Acht Tipps, wie Sie einen Brexitjob abbekommen

September 2017

eFinancialCareers.de

5000 Brexitjobs erwartet das Helaba-Research für die kommenden zwei Jahre. Noch sind davon allerdings so gut wie keine in Frankfurt angekommen. Lediglich Banken, die erst noch eine Banklizenz beantragen müssen, suchen nach den dafür erforderlichen Fachkräften aus Compliance, Risikomanagement und Controlling. Die Front Office-Jobs werden wohl noch ein paar Monate auf sich warten lassen. „Ich erwarte, dass die ersten Front Office-Jobs ab Mitte 2018 in Frankfurt ankommen werden“, sagt der aufs Investment Banking spezialisierte Headhunter Jan Graffelder von Look & Graffelder in Frankfurt. Dennoch ist schon jetzt der richtige Zeitpunkt gekommen, sich für die kommenden Karrierechancen zu positionieren. Konkret:

1. Signalisieren Sie einschlägigen Headhuntern Ihre Wechselbereitschaft

„Immer mehr Investmentbanker – Führungskräfte und Spezialisten – melden sich bei mir und sagen: Wenn Sie einen passenden Brexitjob haben, dann denken Sie an mich“, berichtet Graffelder. „Darunter sind auffällig viele Investmentbanker von Instituten, deren künftiges EU-Hauptquartier nicht nach Frankfurt kommen wird.“

„Vor allem Senior-Profile strecken schon ihre Fühler zu Headhuntern in Frankfurt aus. Die Interessenten melden sich nicht nur aus London, sondern auch aus Zürich“, bestätigt Personalberaterin Sabrina Tamm von Financial Talents in Frankfurt. Tatsächlich hält es Tamm für überaus sinnvoll, bereits heute einschlägigen Headhuntern die Wechselbereitschaft zu signalisieren. Dies gilt natürlich ebenso für Banker, die bereits in Frankfurt arbeiten und sich durch den Brexit einen Karriereschritt versprechen.
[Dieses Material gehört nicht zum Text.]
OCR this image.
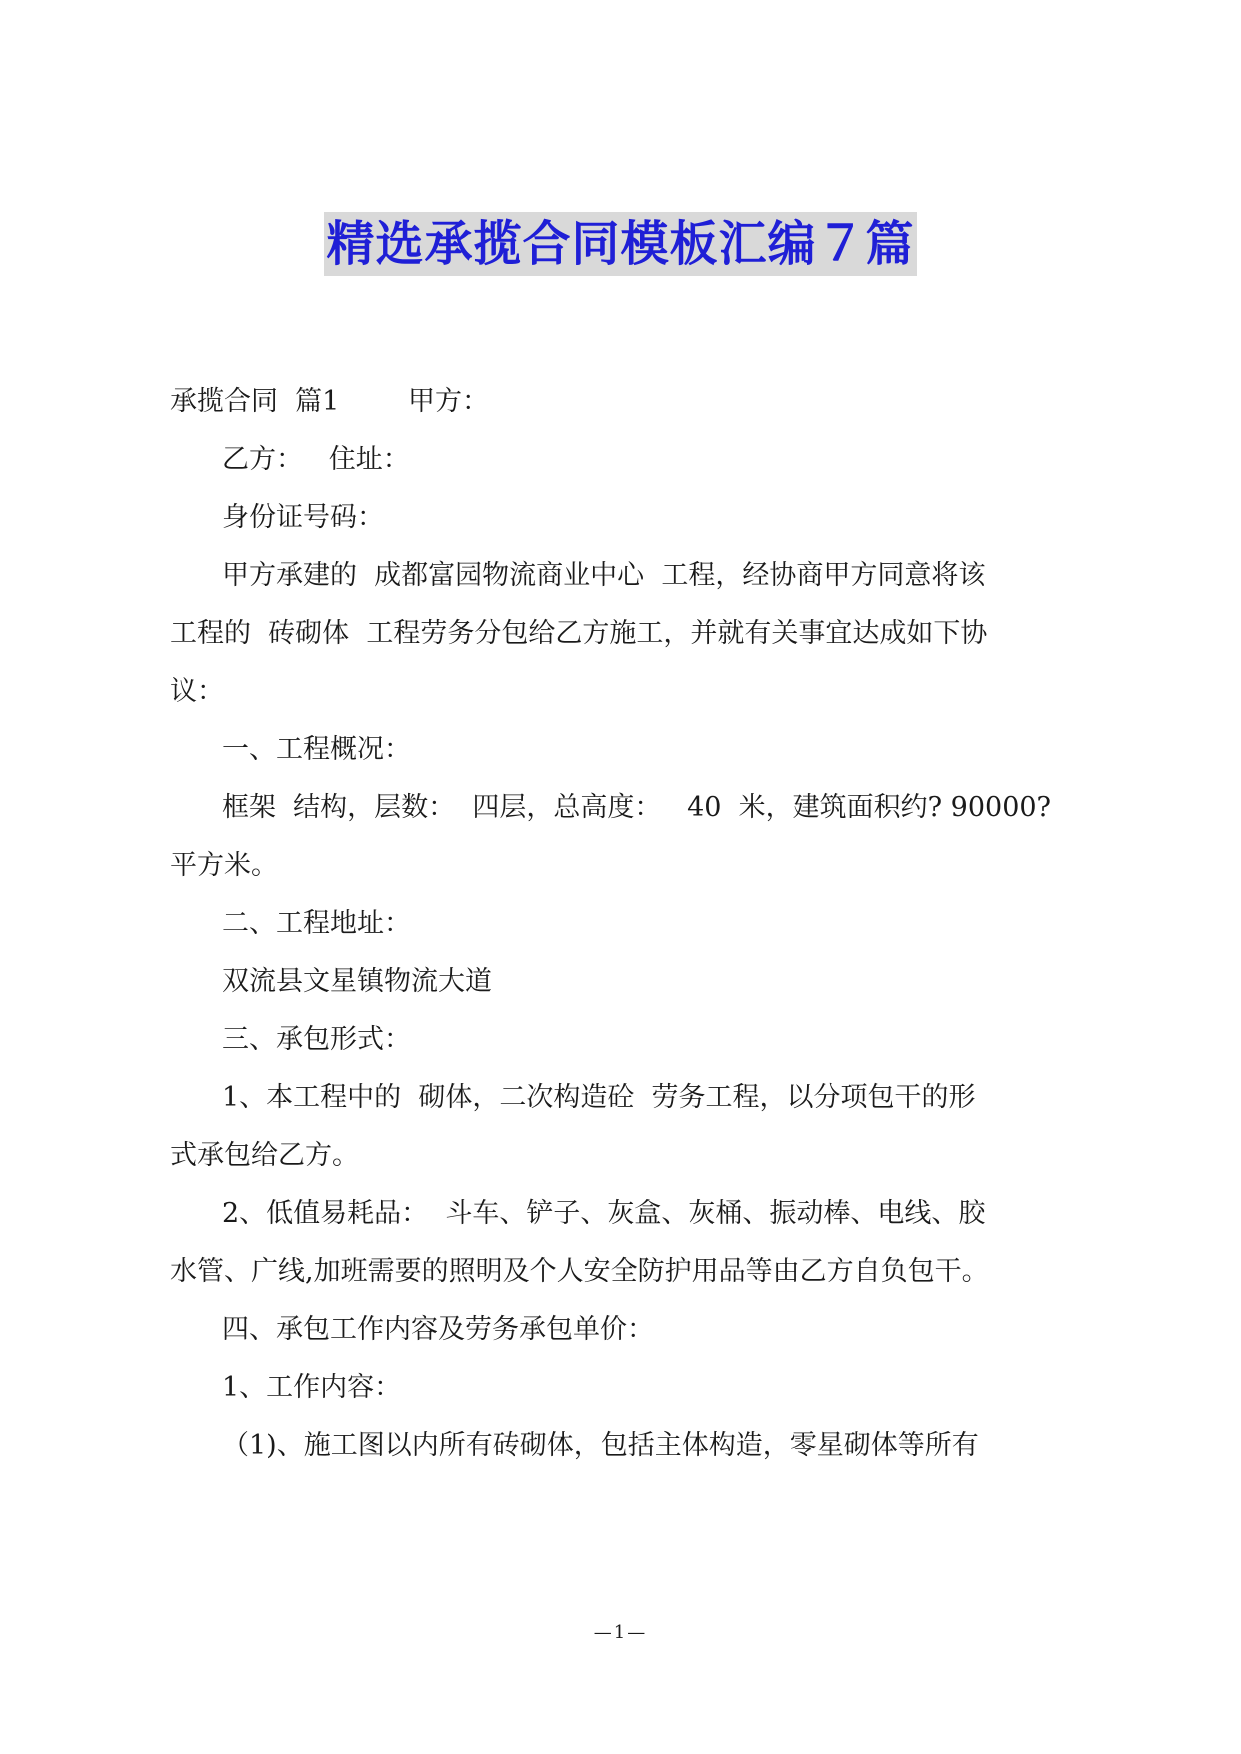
精选承揽合同模板汇编７篇
承揽合同  篇1        甲方：
乙方：   住址：
身份证号码：
甲方承建的  成都富园物流商业中心  工程，经协商甲方同意将该
工程的  砖砌体  工程劳务分包给乙方施工，并就有关事宜达成如下协
议：
一、工程概况：
框架  结构，层数：  四层，总高度：   40  米，建筑面积约? 90000?
平方米。
二、工程地址：
双流县文星镇物流大道
三、承包形式：
1、本工程中的  砌体，二次构造砼  劳务工程，以分项包干的形
式承包给乙方。
2、低值易耗品：  斗车、铲子、灰盒、灰桶、振动棒、电线、胶
水管、广线,加班需要的照明及个人安全防护用品等由乙方自负包干。
四、承包工作内容及劳务承包单价：
1、工作内容：
（1)、施工图以内所有砖砌体，包括主体构造，零星砌体等所有
—1—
„Wir stellen aber fest, dass ähnliche Profile in London enger gefasst sind als in Frankfurt“, sagt Tamm. Daher sollten Londoner Kandidaten nicht nur ihre Kernexpertise angeben, sondern auch ihre Kompetenzen links und rechts davon.
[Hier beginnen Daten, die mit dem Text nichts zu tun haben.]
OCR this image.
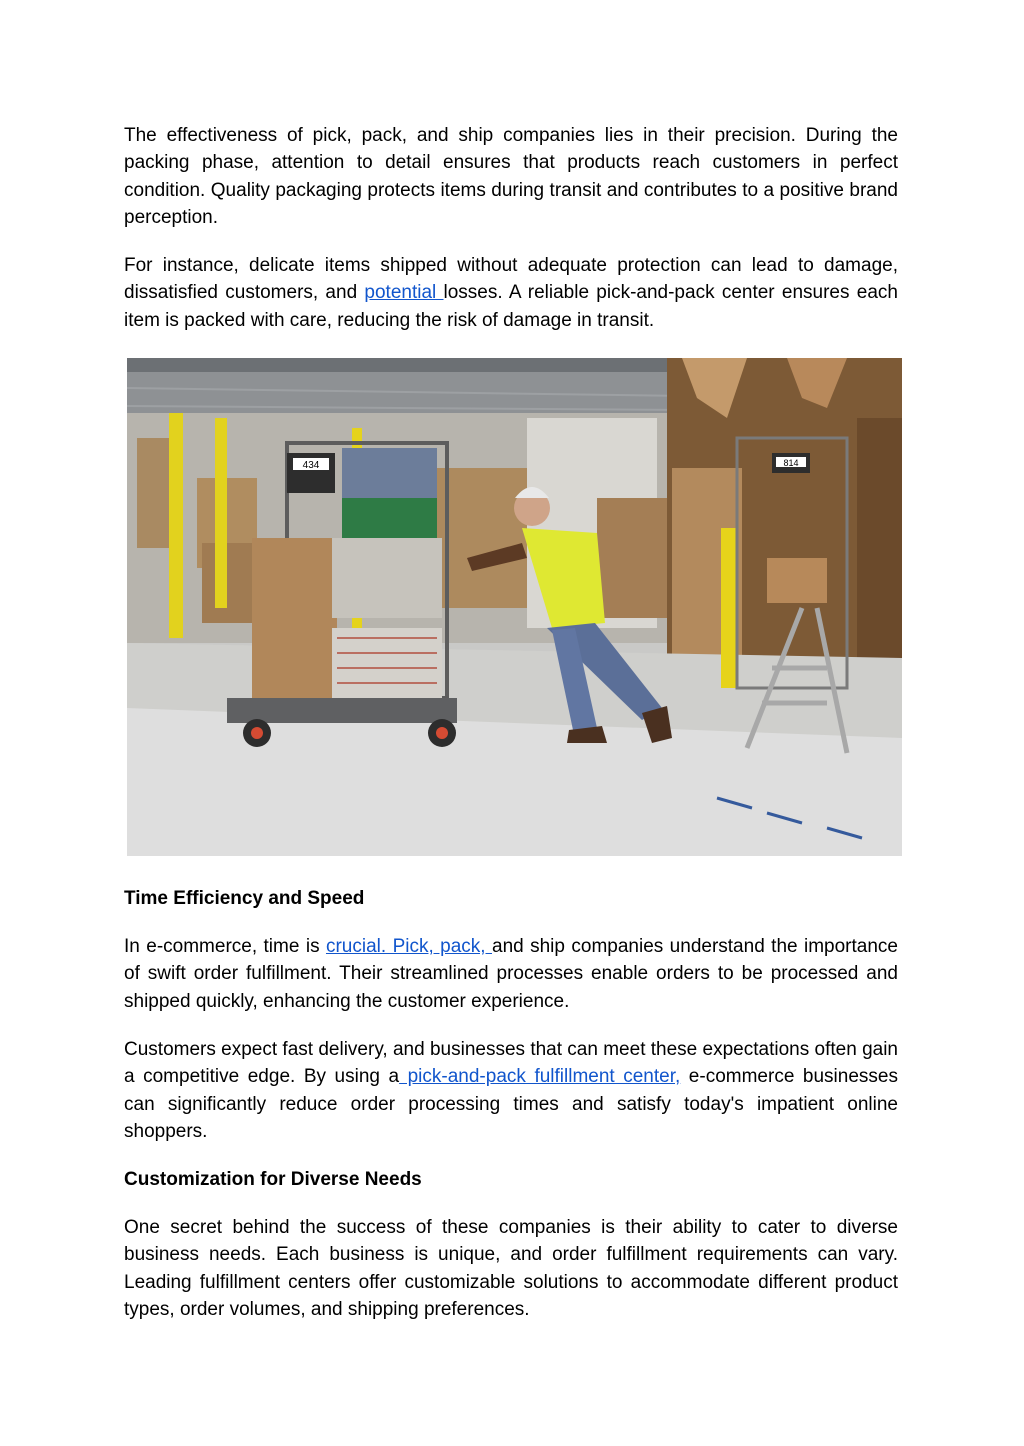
The effectiveness of pick, pack, and ship companies lies in their precision. During the packing phase, attention to detail ensures that products reach customers in perfect condition. Quality packaging protects items during transit and contributes to a positive brand perception.

For instance, delicate items shipped without adequate protection can lead to damage, dissatisfied customers, and potential losses. A reliable pick-and-pack center ensures each item is packed with care, reducing the risk of damage in transit.

Time Efficiency and Speed

In e-commerce, time is crucial. Pick, pack, and ship companies understand the importance of swift order fulfillment. Their streamlined processes enable orders to be processed and shipped quickly, enhancing the customer experience.

Customers expect fast delivery, and businesses that can meet these expectations often gain a competitive edge. By using a pick-and-pack fulfillment center, e-commerce businesses can significantly reduce order processing times and satisfy today's impatient online shoppers.

Customization for Diverse Needs

One secret behind the success of these companies is their ability to cater to diverse business needs. Each business is unique, and order fulfillment requirements can vary. Leading fulfillment centers offer customizable solutions to accommodate different product types, order volumes, and shipping preferences.

434	814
2. Bewerben Sie sich auch direkt

Die Zahl der von Personalvermittlern besetzten Jobs fällt in Frankfurt traditionell deutlich geringer als in London aus. „In Deutschland herrschen immer noch die Direktbewerbungen vor. Daher genügt es nicht, seinen Lebenslauf einfach an einen Headhunter zu schicken“, warnt Personalberater Thomas von Ciriacy-Wantrup von
Fricke Finance & Legal in Frankfurt.

„Die Erwartungen an einen Bewerbungsprozess unterscheiden sich in London und Frankfurt beträchtlich“, erzählt von Ciriacy-Wantrup. „Wir haben Kunden aus London, die wollen, dass wir ihnen einige Lebensläufe von Kandidaten herüberschicken und kurz darauf die ersten Vorstellungsgespräche stattfinden“, erzählt von Ciriacy- Wantrup kopfschüttelnd. „Dies gilt natürlich unter umgekehrten Vorzeichen auch für Londoner Kandidaten. Wer sich in Deutschland bewirbt, muss sich auf deutlich längere Prozesse gefasst machen.“

3. Bewerben Sie sich auf Englisch, aber im deutschen Format

Englische Bewerbungen sind heute Standard, sogar wenn beide – Bewerber und Empfänger – Deutsche sind. „In dem Prozess ist irgendwann immer ein Engländer involviert“, erläutert von Ciriacy-Wantrup. Gerade auch bei ausländischen Banken führt an einer englischen Bewerbung deshalb kaum ein Weg vorbei. So weit, so simpel.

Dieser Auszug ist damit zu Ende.